Falanx Group Ltd (LON:FLX), a cyber defence and intelligence service provider working with blue chip and government clients worldwide, has today to announced its audited results for the year-ended 31 March 2017. DirectorsTalk caught up with CEO Stuart Bladen to discuss the strong results.
· Strong growth across all service lines
· Group Revenue +50% to a record £2.7m
· Cyber Revenues +300% to c.£1m
· Intelligence Revenues +13% to £1.8m
· EBITDA – progress towards profitability as planned
· Debt free after redeeming all loans in October 2016
· Board strengthened with appointment of new CEO and Executive Director Cyber Defence
· Successful Integration of Advanced Security Consulting Ltd acquisition
· Pilot launched in February 2017 for MidGARD – a proprietary monitoring platform
· Awarded UK Government CHECK accreditation
Post Period Highlights
· Oversubscribed placing of £2m of equity in May 2017 to augment future growth
· Acquisition of Cloudified Ltd broadens reach and enhances SME focused offering
Falanx continues to see new clients and opportunities in its’ pipeline post the financial year-end. Market conditions remain robust and we view the future with confidence.

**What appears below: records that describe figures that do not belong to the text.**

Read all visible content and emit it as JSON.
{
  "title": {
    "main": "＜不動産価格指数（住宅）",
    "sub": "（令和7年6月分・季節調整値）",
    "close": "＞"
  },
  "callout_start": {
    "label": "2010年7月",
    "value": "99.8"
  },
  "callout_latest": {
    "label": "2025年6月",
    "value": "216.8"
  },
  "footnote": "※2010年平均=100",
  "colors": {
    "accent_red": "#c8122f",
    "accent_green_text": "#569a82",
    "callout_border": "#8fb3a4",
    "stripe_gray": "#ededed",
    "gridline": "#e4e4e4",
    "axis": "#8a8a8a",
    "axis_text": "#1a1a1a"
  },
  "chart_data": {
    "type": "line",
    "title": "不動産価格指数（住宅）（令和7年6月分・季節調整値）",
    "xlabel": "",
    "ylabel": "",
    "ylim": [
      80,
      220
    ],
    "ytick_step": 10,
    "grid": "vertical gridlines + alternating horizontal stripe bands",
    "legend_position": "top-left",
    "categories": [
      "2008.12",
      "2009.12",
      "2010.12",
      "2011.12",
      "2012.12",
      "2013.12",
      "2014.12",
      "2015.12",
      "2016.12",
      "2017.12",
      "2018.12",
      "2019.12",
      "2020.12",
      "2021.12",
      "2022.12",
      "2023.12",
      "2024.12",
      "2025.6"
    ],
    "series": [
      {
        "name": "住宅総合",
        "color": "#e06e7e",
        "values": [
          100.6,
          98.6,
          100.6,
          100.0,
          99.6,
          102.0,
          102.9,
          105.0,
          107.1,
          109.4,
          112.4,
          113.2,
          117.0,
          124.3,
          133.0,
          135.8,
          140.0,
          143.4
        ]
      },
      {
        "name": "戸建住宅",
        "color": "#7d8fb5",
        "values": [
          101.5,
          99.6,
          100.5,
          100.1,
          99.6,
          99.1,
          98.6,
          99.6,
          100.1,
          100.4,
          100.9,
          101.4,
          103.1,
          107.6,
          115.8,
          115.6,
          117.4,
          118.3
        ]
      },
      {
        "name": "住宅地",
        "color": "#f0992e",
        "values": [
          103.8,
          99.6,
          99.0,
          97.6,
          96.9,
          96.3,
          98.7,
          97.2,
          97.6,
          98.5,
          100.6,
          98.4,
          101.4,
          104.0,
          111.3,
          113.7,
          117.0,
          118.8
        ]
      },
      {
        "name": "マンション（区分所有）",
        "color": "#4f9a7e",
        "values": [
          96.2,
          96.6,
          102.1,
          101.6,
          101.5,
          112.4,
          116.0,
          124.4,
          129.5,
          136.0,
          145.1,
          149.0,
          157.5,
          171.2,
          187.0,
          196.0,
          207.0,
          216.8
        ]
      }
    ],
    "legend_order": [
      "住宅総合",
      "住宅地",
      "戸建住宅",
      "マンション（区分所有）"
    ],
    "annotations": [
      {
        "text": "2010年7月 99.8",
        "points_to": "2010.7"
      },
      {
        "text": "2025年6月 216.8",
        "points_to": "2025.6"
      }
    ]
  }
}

· The combination of our own proprietary technology, 360-degree service model and intelligence insights, sets Falanx apart from other smaller security vendors
· Channel partnerships will enable scale-deployment of MidGARD
· Strong sales opportunities for all three trading divisions
Non-Executive Chairman Mike Read, commented: “The market conditions for growth of Cyber Security and Intelligence for the new year are extremely favourable. The Board anticipates Falanx Group will reach breakeven within twelve months, with another period of client acquisition and robust, organic growth. Cyber and political risks continue to dominate our headlines and are highly likely to grow, placing security issues at the forefront of people’s minds. Unaffected by Brexit, the General Data Protection Regulation (GDPR) comes into force in May 2018 and will impact all businesses across the UK and Europe, forcing management to address their security requirements or potentially face fines of up to €20m or 4% of global turnover.”
Falanx Group Ltd CEO, Stuart Bladen, commented: “Falanx has experienced robust revenue increases across all lines of business driven by geopolitical instability, rising cyber-crime, and increasing regulatory requirements such as GDPR, PCI-DSS and the Cyber Essentials programme.”
Whitman Howard analyst says:
Falanx is clearly on the front foot. In 1HFY17 the monthly run-rate for revenues in the Cyber Security division was £54k, in the 2H it was £102k. For FY18 we expect it to rise to a monthly average of £160k as the number of clients increase. As such, we expect the loss before tax of £1.7m for FY17 to be materially reduced to £1.1m in FY18 with Falanx reporting a profit before tax in FY19 of £0.7m. In addition, a recent equity placement to raise £2m strengthens the net cash position.
Strengthened Board. The C-suite has been transformed over the last 12/15 months with the appointment of a Chairman, CEO, Director of Cyber Defence and CFO with the founder and significant shareholder, John Blamire, focusing on corporate development. The Board now has a wealth of cyber-security and software development talent at its disposal.
Falanx has developed its own IP. Falanx has also developed its own low cost proprietary technology – MidGard, representing the latest innovation in advanced threat detection, security incident and event management. This raises the bar and differentiates the service to its target SME market. With MidGARD generating significant interest, it demonstrates further evidence of Falanx’s growing maturity.
Increased demand for outsourced cyber security. SME’s should now accept that at some time they are more than likely to be successfully hacked. Increased ‘attack surfaces’ facilitated by the adoption of Internet of Things and escalating cyber security related costs (compliance, regulation, insurance and staffing) means organisations are looking to outsource their cyber security needs. This trend plays towards Falanx’s strengths and de-risks our forecasts. We expect the shares to perform as the trajectory towards profitability is firmly established.